Though sources close to Mitt Romney recently announced he’s once again “thinking about” another bid for the White House, at least one of Romney's GOP colleagues thinks Ann Romney had the right idea.
“I’m with Ann Romney on this one: No, no, no, no, never,” Sen. Rand Paul, R-Ky., told ABC News' Jonathan Karl at a forum of three likely 2016 presidential candidates in Palm Springs, California, Sunday night.
Romney “would have made a great president,” added Paul, rumored to be considering his own White House bid. “But to win the presidency you have the reach out and appeal to new constituencies. And I just don't think it's possible.”
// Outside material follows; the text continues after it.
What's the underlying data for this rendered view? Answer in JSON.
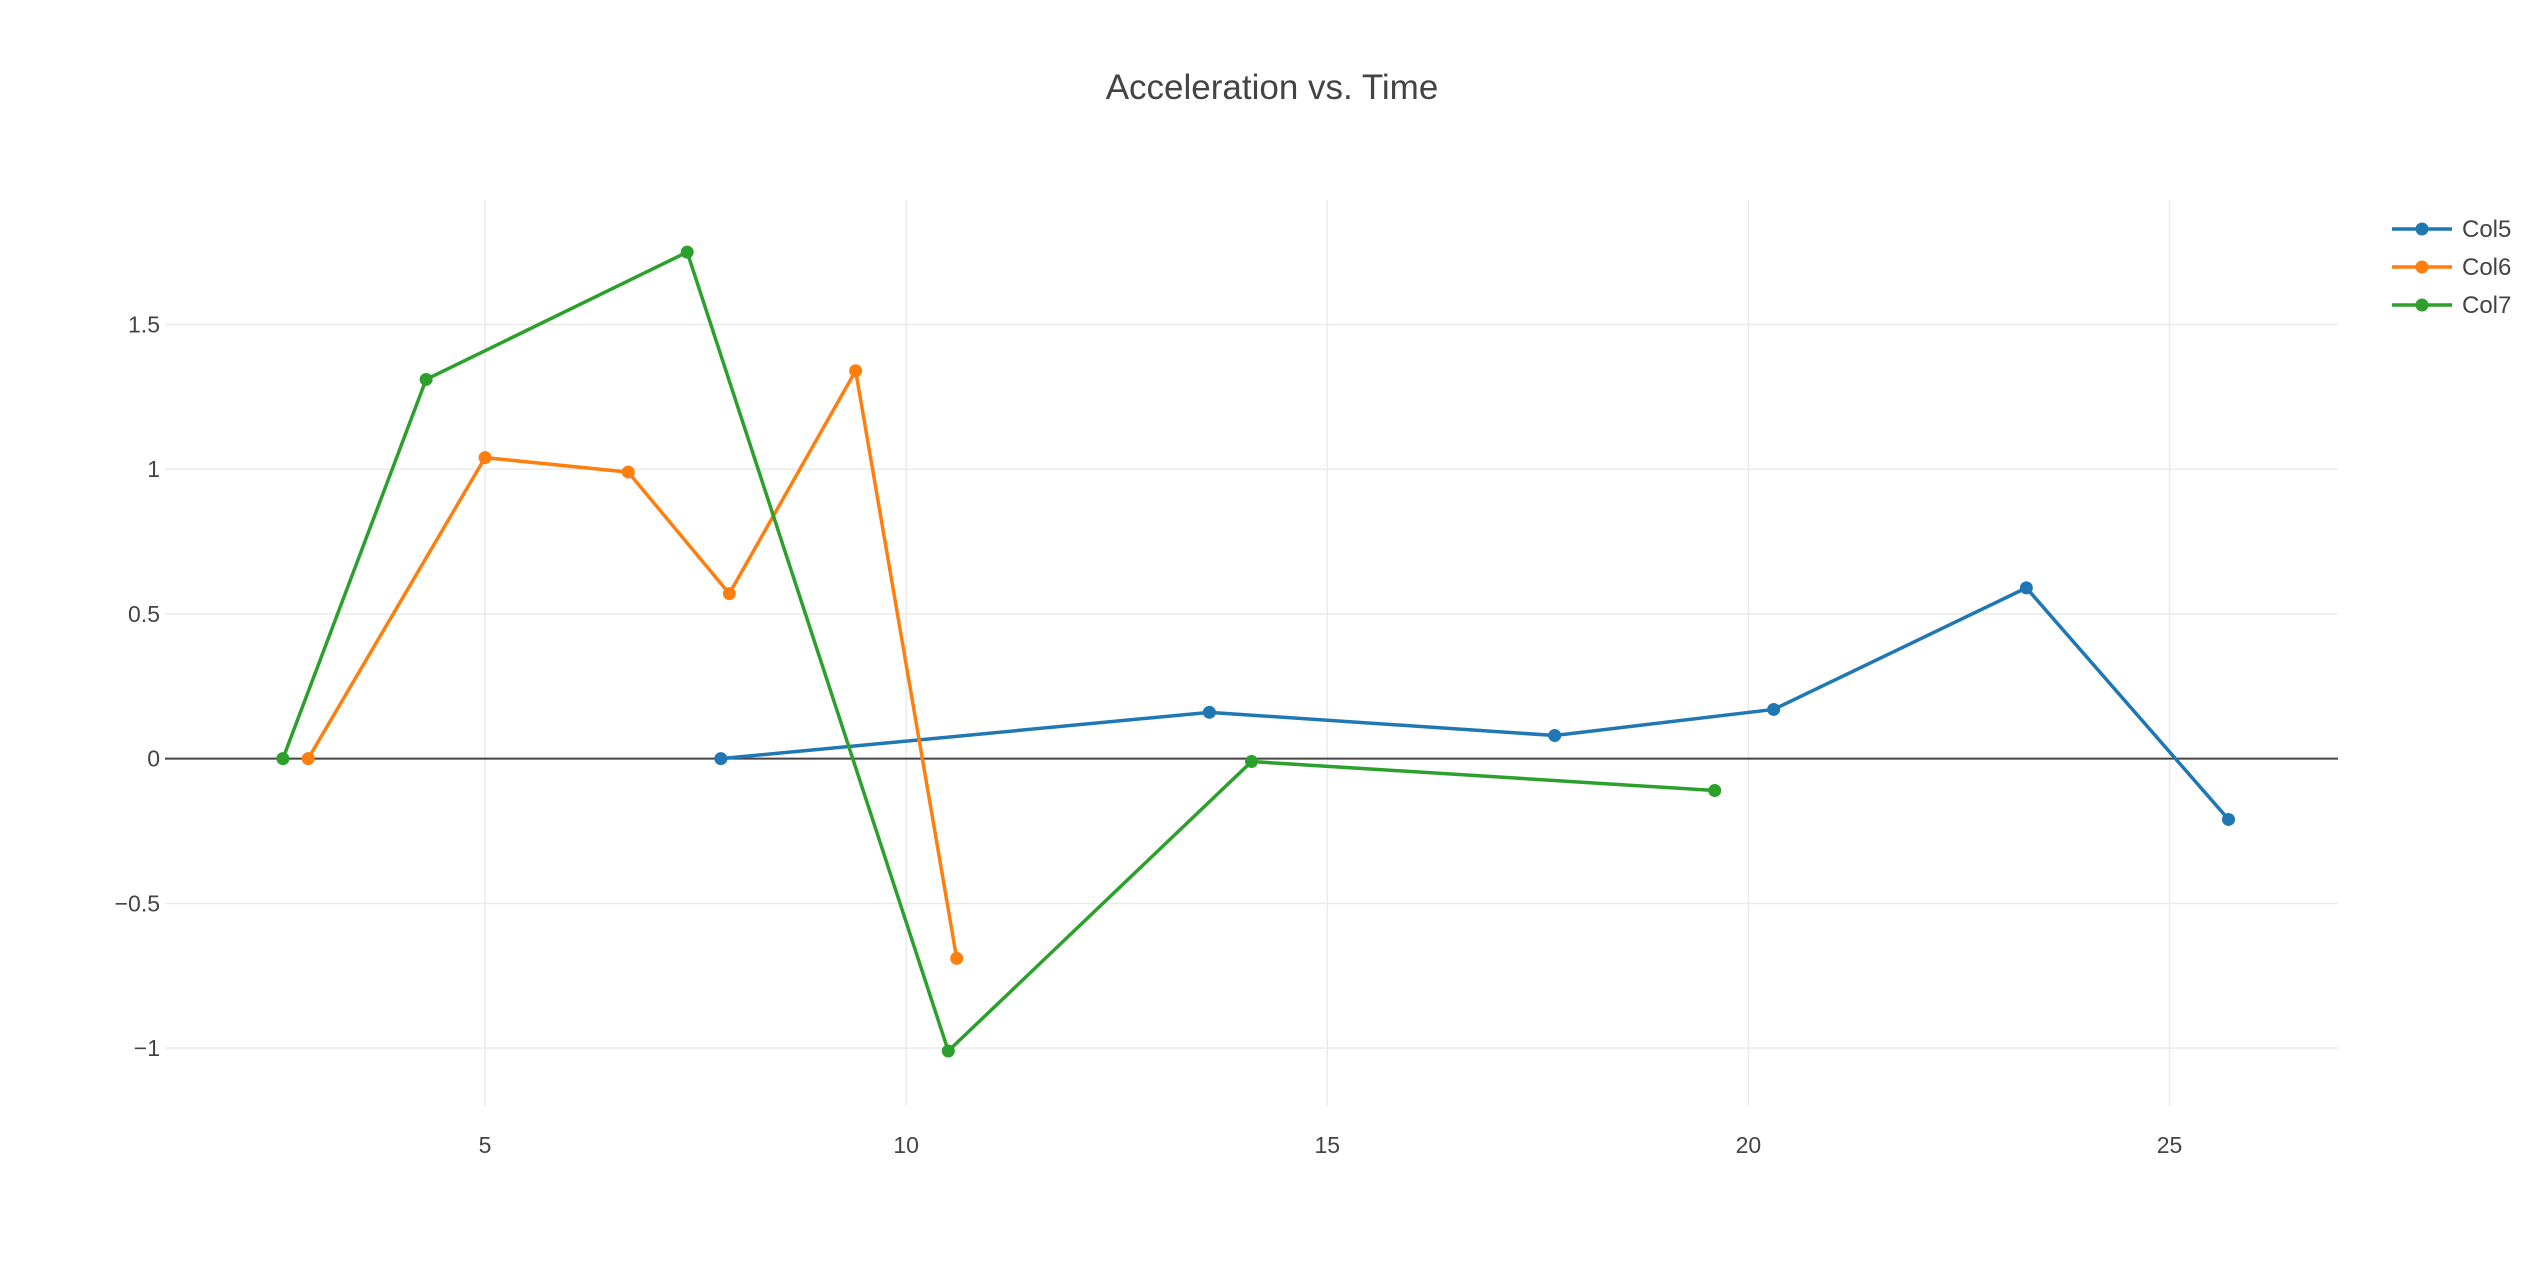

“And if he thinks, ‘Well, I'm just going to change a few themes and next time I'll reach out to more people,’ I think it's a little more visceral than that,” the libertarian lawmaker said of Romney.
Sen. Ted Cruz of Texas, another Republican rumored to be harboring presidential ambitions, said Romney's infamous on-camera gaffe cost Republicans the White House.
“I think in 2012, the reason Republicans lost can be sum up it in two words: 47 percent,” Cruz said at the forum.
Just months before the 2012 election, Romney was caught on tape at a private fundraiser telling guests that they shouldn’t “worry about” the 47 percent of people “who are dependent upon government, who believe that they are victims, who believe the government has a responsibility to care for them, who believe that they are entitled to health care, to food, to housing, to you-name-it.”
“I don't just mean that comment,” Cruz said. “The central narrative of the last election, what the voters heard, was, ‘We don't have to worry about the 47 percent.’ And I think Republicans are and should be the party of the 47 percent.
“We should be fighting for the little guy who has dreams and hopes and desires,” he said.
The forum’s third guest, Sen. Marco Rubio, R-Fla., refused to “Monday morning quarterback” Romney’s performance in 2012.
“I think he put it all into the race,” Rubio said. “He's someone who's earned the right to decide whatever it is he wants to do.”